Similar to the GBM, the High Potential Visa (HPV) was first floated as part of the UK’s Innovation Strategy which was published over the summer, and further mentions were made as part of Autumn Budget 2021.
So, we know that the strategy underpinning the High Potential route is driven by the government’s vision of a ‘more inclusive, dynamic, productive and sustainable innovation and technology sector,’ writes specialist immigration lawyer Arshia Hashmi of Brabners.
Recognition, if not detail
We also know that as well as developing home-grown talent, the government wants to ‘make the UK attractive to the world’s best innovators and entrepreneurs,’ as it recognises that skilled migration is strongly associated with higher levels of innovation and entrepreneurship.
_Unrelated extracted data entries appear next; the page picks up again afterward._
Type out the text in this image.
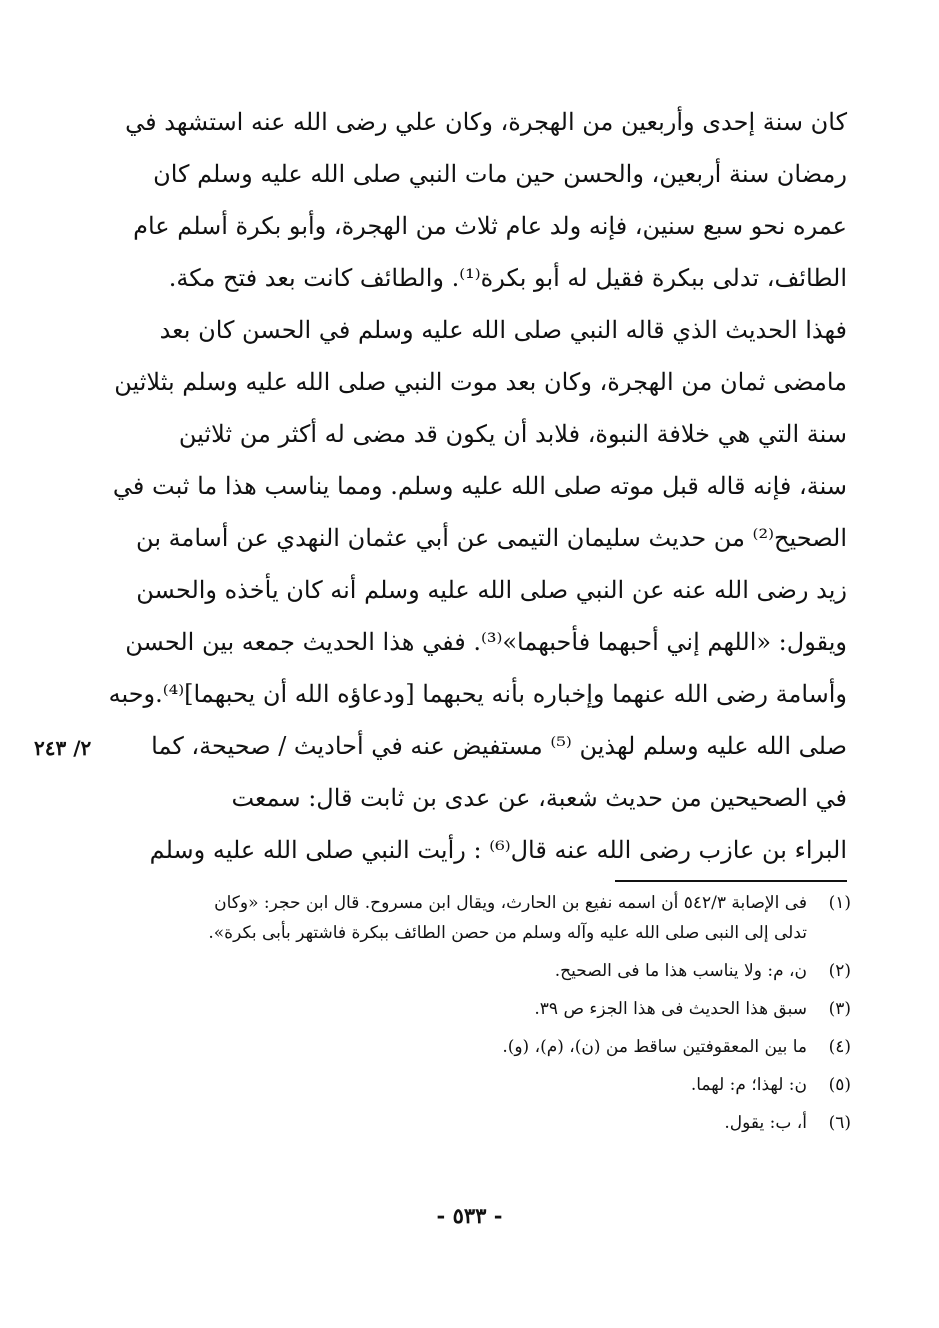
كان سنة إحدى وأربعين من الهجرة، وكان علي رضى الله عنه استشهد في
رمضان سنة أربعين، والحسن حين مات النبي صلى الله عليه وسلم كان
عمره نحو سبع سنين، فإنه ولد عام ثلاث من الهجرة، وأبو بكرة أسلم عام
الطائف، تدلى ببكرة فقيل له أبو بكرة⁽¹⁾. والطائف كانت بعد فتح مكة.
فهذا الحديث الذي قاله النبي صلى الله عليه وسلم في الحسن كان بعد
مامضى ثمان من الهجرة، وكان بعد موت النبي صلى الله عليه وسلم بثلاثين
سنة التي هي خلافة النبوة، فلابد أن يكون قد مضى له أكثر من ثلاثين
سنة، فإنه قاله قبل موته صلى الله عليه وسلم. ومما يناسب هذا ما ثبت في
الصحيح⁽²⁾ من حديث سليمان التيمى عن أبي عثمان النهدي عن أسامة بن
زيد رضى الله عنه عن النبي صلى الله عليه وسلم أنه كان يأخذه والحسن
ويقول: «اللهم إني أحبهما فأحبهما»⁽³⁾. ففي هذا الحديث جمعه بين الحسن
وأسامة رضى الله عنهما وإخباره بأنه يحبهما [ودعاؤه الله أن يحبهما]⁽⁴⁾.وحبه
صلى الله عليه وسلم لهذين ⁽⁵⁾ مستفيض عنه في أحاديث / صحيحة، كما
في الصحيحين من حديث شعبة، عن عدى بن ثابت قال: سمعت
البراء بن عازب رضى الله عنه قال⁽⁶⁾ : رأيت النبي صلى الله عليه وسلم
٢/ ٢٤٣
(١)
فى الإصابة ٥٤٢/٣ أن اسمه نفيع بن الحارث، ويقال ابن مسروح. قال ابن حجر: «وكان
تدلى إلى النبى صلى الله عليه وآله وسلم من حصن الطائف ببكرة فاشتهر بأبى بكرة».
(٢)
ن، م: ولا يناسب هذا ما فى الصحيح.
(٣)
سبق هذا الحديث فى هذا الجزء ص ٣٩.
(٤)
ما بين المعقوفتين ساقط من (ن)، (م)، (و).
(٥)
ن: لهذا؛ م: لهما.
(٦)
أ، ب: يقول.
- ٥٣٣ -
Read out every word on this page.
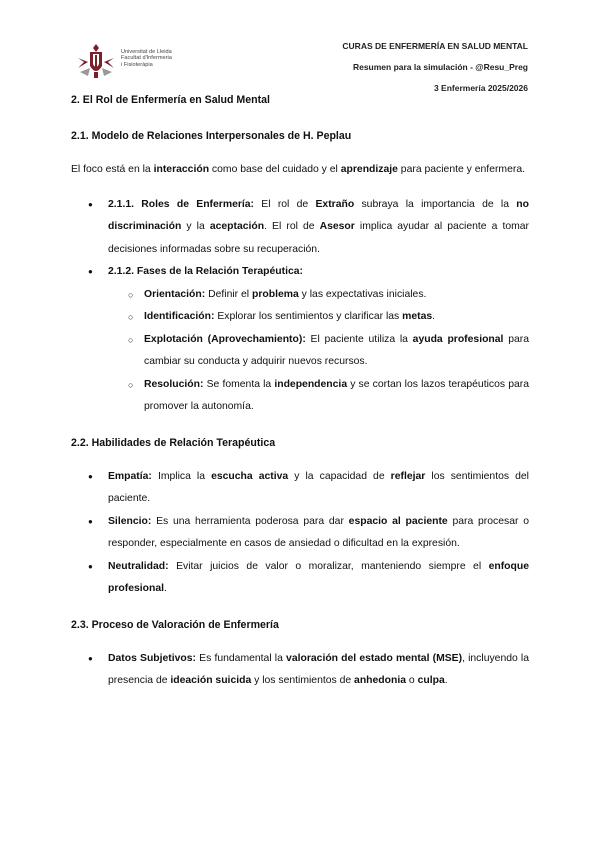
Universitat de Lleida
Facultat d'Infermeria
i Fisioteràpia
CURAS DE ENFERMERÍA EN SALUD MENTAL
Resumen para la simulación - @Resu_Preg
3 Enfermería 2025/2026
2. El Rol de Enfermería en Salud Mental
2.1. Modelo de Relaciones Interpersonales de H. Peplau

El foco está en la interacción como base del cuidado y el aprendizaje para paciente y enfermera.

● 2.1.1. Roles de Enfermería: El rol de Extraño subraya la importancia de la no discriminación y la aceptación. El rol de Asesor implica ayudar al paciente a tomar decisiones informadas sobre su recuperación.
● 2.1.2. Fases de la Relación Terapéutica:
○ Orientación: Definir el problema y las expectativas iniciales.
○ Identificación: Explorar los sentimientos y clarificar las metas.
○ Explotación (Aprovechamiento): El paciente utiliza la ayuda profesional para cambiar su conducta y adquirir nuevos recursos.
○ Resolución: Se fomenta la independencia y se cortan los lazos terapéuticos para promover la autonomía.
2.2. Habilidades de Relación Terapéutica
● Empatía: Implica la escucha activa y la capacidad de reflejar los sentimientos del paciente.
● Silencio: Es una herramienta poderosa para dar espacio al paciente para procesar o responder, especialmente en casos de ansiedad o dificultad en la expresión.
● Neutralidad: Evitar juicios de valor o moralizar, manteniendo siempre el enfoque profesional.
2.3. Proceso de Valoración de Enfermería
● Datos Subjetivos: Es fundamental la valoración del estado mental (MSE), incluyendo la presencia de ideación suicida y los sentimientos de anhedonia o culpa.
There is also recognition here by officialdom that individuals from overseas bring complementary skills, knowledge, and ideas to the workplace.
We’re further told that the aim of the High Potential route is to make it as “simple as possible for internationally mobile individuals who demonstrate high potential to come to the UK.”. And we’ve been further told the HPV’s eligibility requirements will include graduation “from a top global university.”
Definitions are among the missing cache
But as yet, we have seen no further information on how a “top global university’ will be defined!
We don’t know whether it will simply be an exhaustive list of universities from across the world, for example. Other eligibility criteria may potentially include graduates ‘only within STEM subjects,’ or just those who have achieved first-class degrees.
With more certainty, we can expect the High Potential Visa to be another route that facilitates the entry of highly-skilled migrants into the UK which will not be reliant on employer sponsorship.
Historically, ‘highly-skilled’ has disappointed government
So in effect, the HPV route does not sound too different to a number of routes we have seen previously from the government, such as the Highly Skilled Migrant programme (which came to an end in 2008), or the Tier 1 ‘General’ route (which came to an end in 2011).
It is of note however, that both these routes were eventually deemed too flexible, as they permitted entry into jobs which were not necessarily as ‘highly skilled’ as the government would have liked. Yet not appearing to move to head off the prospect of being disappointed again, the government says there will be no minimum salary requirements attached to the High Potential route. Furthermore, applicants will be able to switch jobs and flexibly move between employers. There will also be options to extend the stay and ultimately settle in the UK.
In line with many other immigration routes, we currently expect this settling option to be permissible after completion of five years in the UK on the High Potential route.
However, it is not yet known whether High Potential Visas will benefit self-employed contractors, despite the aim mentioning “mobile individuals,” indicating that they will. If not, HPVs could rely solely on employment relationships.
As to ‘What next?’, it is a fair question! We know the route is designed to provide an easy immigration route to the UK for top talent within innovation, technology and R&D from March 2022. But beyond this broad aim, and the particulars outlined and speculated on above, for now, all we can do is await further announcements from the Home Office to fill in the blanks.